Mengurai Polemik Vaksin Berbayar Individu hingga Ditunda Kimia Farma
Rencana vaksinasi berbayar menjadi ramai usai cucu usaha PT Kimia Farma Tbk, yakni Kimia Farma Diagnostika menyiapkan 1,5 juta dosis vaksin Covid-19 gotong royong untuk individu di Jawa dan Bali.
Bahkan Kimia Farma sampai menunda jadwal pelaksanaan program yang semula akan berlangsung pada Senin (12/7) hari ini. Banyaknya pertanyaan dari masyarakat membuat perusahaan harus memperpanjang masa sosialisasi.
"Kami mohon maaf karena jadwal Vaksinasi Gotong Royong Individu yang semula dimulai hari Senin, 12 Juli 2021 akan kami tunda hingga pemberitahuan selanjutnya," ujar Sekretaris Perusahaan Kimia Farma Ganti Winarno Putro dalam keterangan tertulis, Senin (12/7).
Rencana vaksinasi individu ini awalnya terkuak dari hasil rapat Komite Pengendalian Covid-19 dan Pemulihan Ekonomi Nasional (KPC-PEN) yang dipimpin Ketua KPC PEN Airlangga Hartarto pada Selasa (29/6) lalu. Langkah ini dilakukan demi mempercepat vaksinasi di tengah melonjaknya angka Covid-19.
Rencananya, penduduk usia di atas 18 tahun akan diberikan pilihan untuk memilih antara program vaksin gratis atau vaksin gotong royong atau walk-in berbayar. Selain itu, rapat mengusulkan adanya minimal satu fasilitas kesehatan yang khusus melayani vaksin berbayar ini di tiap kabupaten dan kotamadya.
Sedangkan harga vaksinasi gotong royong telah ditetapkan dalam Keputusan Menteri Kesehatan RI Nomor HK.01.07/Menkes/4643/2021. Aturan ini menyebut harga pembelian vaksin produksi Sinopharm sebesar Rp 321.660 per dosis.

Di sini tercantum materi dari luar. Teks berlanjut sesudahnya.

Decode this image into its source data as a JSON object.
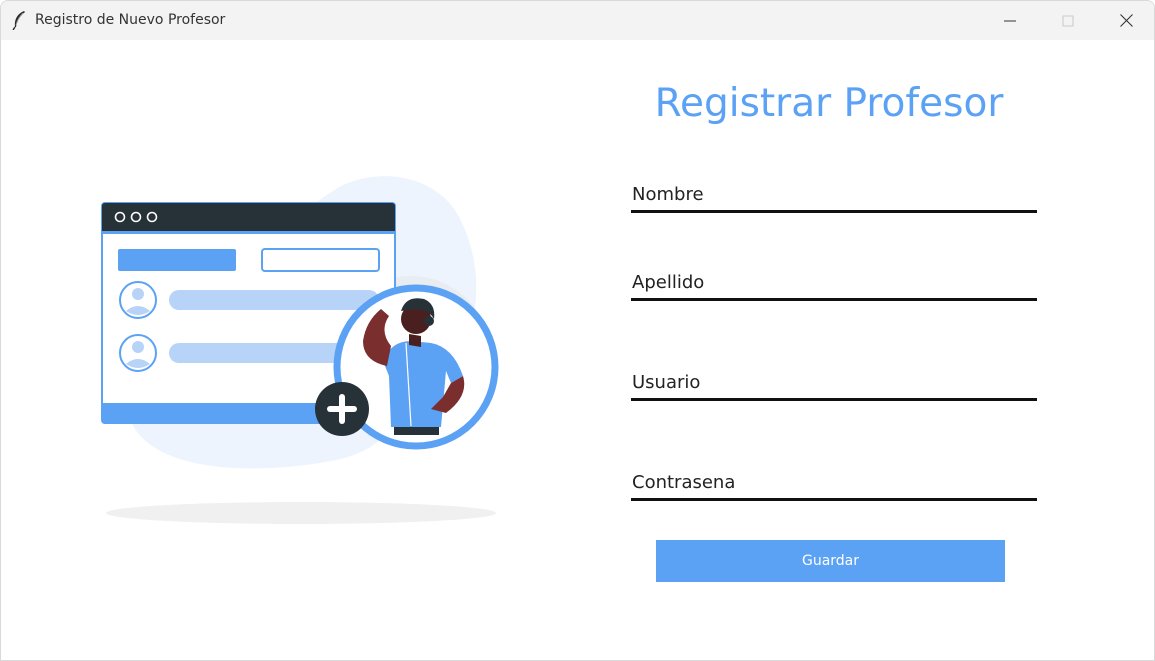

"Semua warga negara Indonesia bisa memperoleh layanan vaksinasi ini," ujar Pelaksana Tugas Direktur Utama Kimia Farma Diagnostika Agus Chandra, Minggu (11/7).
Sebelumnya vaksinasi Gotong Royong hanya berlaku kepada perusahaan. Kamar Dagang dan Industri (Kadin) Indonesia mencatat hingga pertengahan Juni, perusahaan yang sudah mendaftar program tersebut mencapai lebih dari 28.000 perusahaan. Dari jumlah itu, peserta yang terdaftar sekitar 10,5 juta orang.
Meski demikian, vaksin berbayar ini ditentang oleh sejumlah pihak. Salah satu contohnya adalah ahli wabah dari Fakultas Kesehatan Masyarakat Universitas Indonesia dr Pandu Riono yang meminta pemerintah tak berbisnis dengan masyarakat.
Bahkan muncul tuntutan masyarakat untuk memaksa pemerintah menghapus vaksinasi berbayar ini. Hal ini terlihat dari petisi berjudul Batalkan Vaksinasi Mandiri, #VaksinasiMandiriGakAdil yang ada di laman Change.org.
Petisi yang digagas Koalisi Vaksin Untuk Semua Ini beralasan vaksin berbayar kepada individu bisa menyebabkan ketimpangan. Ujungnya, pandemi dikhawatirkan tak selesai jika hanya segelintir orang yang bisa mengakses vaksin.
“Keputusan ini juga bertentangan dengan rekomendasi WHO, UNHRC (Dewan HAM PBB) dan kesepakatan global bahwa semua upaya pengendalian harus dilakukan dengan menghormati hak masyarakat untuk mendapatkan vaksin seadil-adilnya,” tulis Koalisi di petisi tersebut.
Hingga berita ini ditulis, petisi yang ditujukan kepada Presiden Joko Widodo, Menteri Kesehatan Budi Gunadi Sadikin, dan Menteri Badan Usaha Milik Negara Erick Thohir itu sudah ditandatangani 4.434 orang.
Adapun Kementerian Kesehatan masih enggan berbicara banyak mengenai polemik vaksinasi mandiri ini. Juru Bicara Vaksinasi Kemenkes dr Siti Nadia Tarmizi meminta urusan teknis pelaksanaannya ditanyakan ke Kementerian BUMN.
“Ini teknisnya ke BUMN dan Biofarma ya, karena yang lead mereka,” kata Nadia, Senin (12/7).